In 2018, when the administration was two years into its crusade to slam the door on every category of desperate immigrant, Secretary of State Mike Pompeo cited the drastically reduced limit on refugee admissions and declared, “We are, and continue to be, the most generous nation in the world.”
Mr. Pompeo’s statement was false then, and has become even more truthless since. Last week, the administration laid bare its ongoing assault on the refugee program, a radical departure from a decades-long policy maintained by Republicans and Democrats alike. It set a ceiling of 15,000 admissions for the new fiscal year — a reduction of 82 percent from the 85,000 admitted the year before President Trump took office.

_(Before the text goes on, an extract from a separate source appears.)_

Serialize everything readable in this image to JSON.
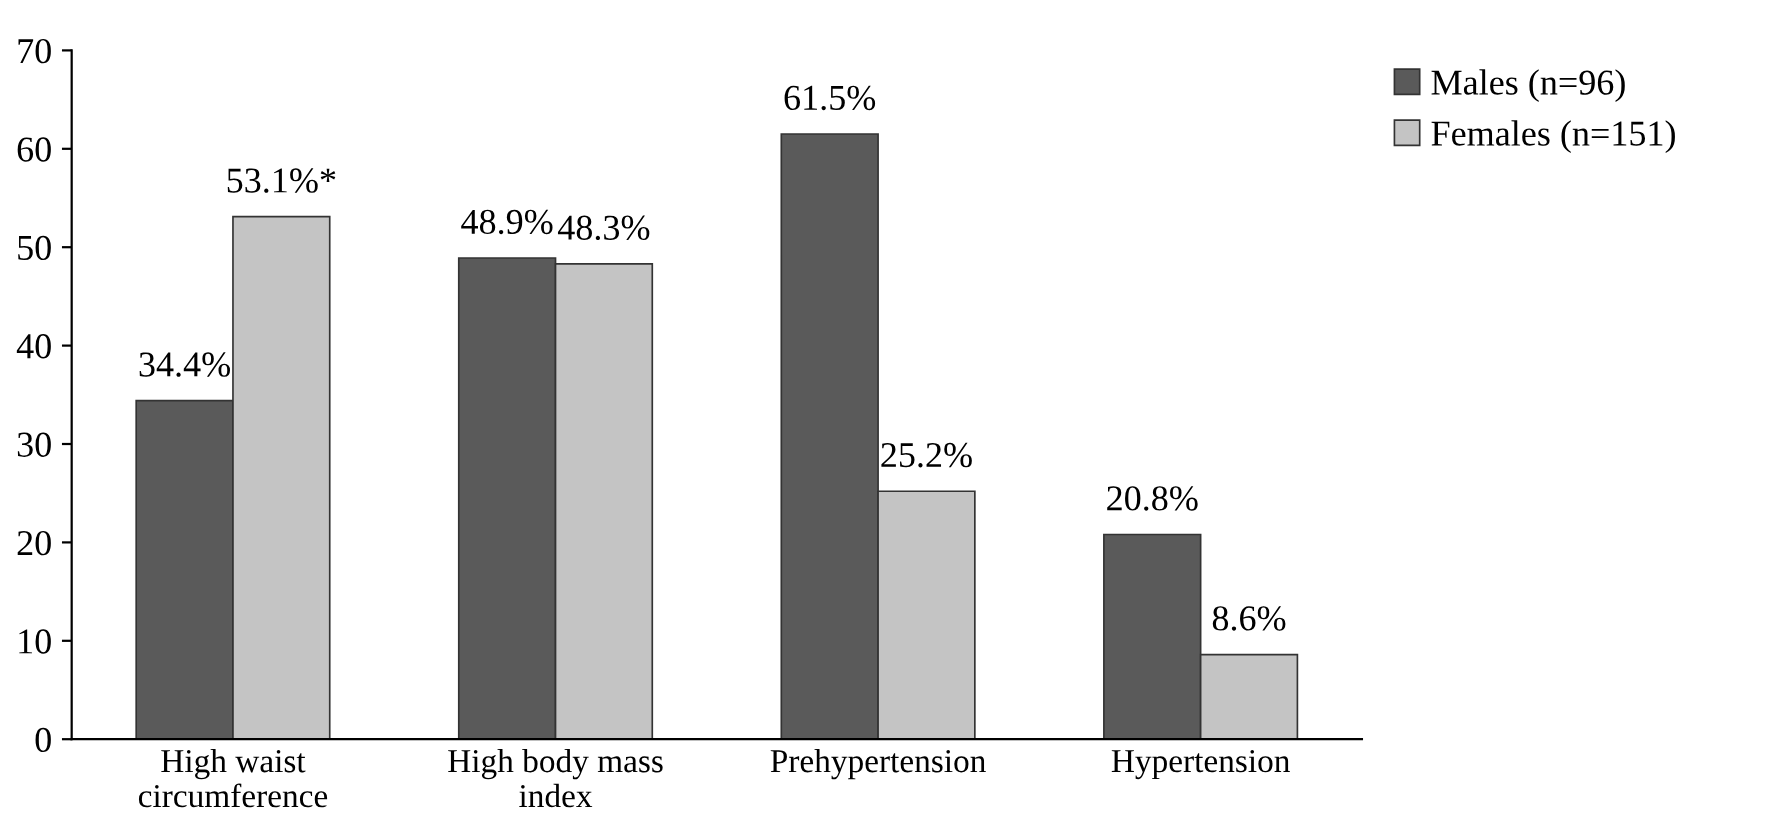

For decades before Mr. Trump took office, the diplomatic bragging point was accurate: The United States did take in more refugees than the rest of the world combined. Yet in 2019, it admitted just a third of other countries’ total, and this year the share was even smaller. Canada, not the United States, is now the world’s leader in refugee resettlement.
The president’s systematic assault on refugee admissions, part of his broader effort to slam shut the nation’s doors to legal and illegal immigrants alike, stands in contrast to the tableau of intensifying desperation across the globe. Nearly 80 million forcibly displaced people were stranded in camps and other squalid settings around the world at the end of 2019, roughly double the number a decade earlier. The United Nations’ refugee agency counts 26 million of them as refugees, of whom roughly half are children.
Yet even as the need swells — and even as nearly three-quarters of Americans believe it is important to accept refugees into the country — the administration hardens its stance of resolute indifference. It makes no difference to the Trump administration if refugees are strangers to this country or proven friends. Although 4,000 slots were reserved in the past year for Iraqi interpreters and others who have helped the U.S. military in Iraq, the administration resettled just 123 in the United States.
Mr. Trump evidently thinks nativism sells politically. At a rally in Duluth, Minn., last week, he unleashed an ugly, xenophobic rant directed at Rep. Ilhan Omar (D-Minn.), herself a Somali refugee, and warned that Democratic presidential nominee Joe Biden “will turn Minnesota into a refugee camp.” The state is home to about 57,000 Somali refugees.
Hatred, division, xenophobia and fear — these are the four pillars of Mr. Trump’s appeal to the American people. Whether they’re effective is an open question; that they have diminished this country is not.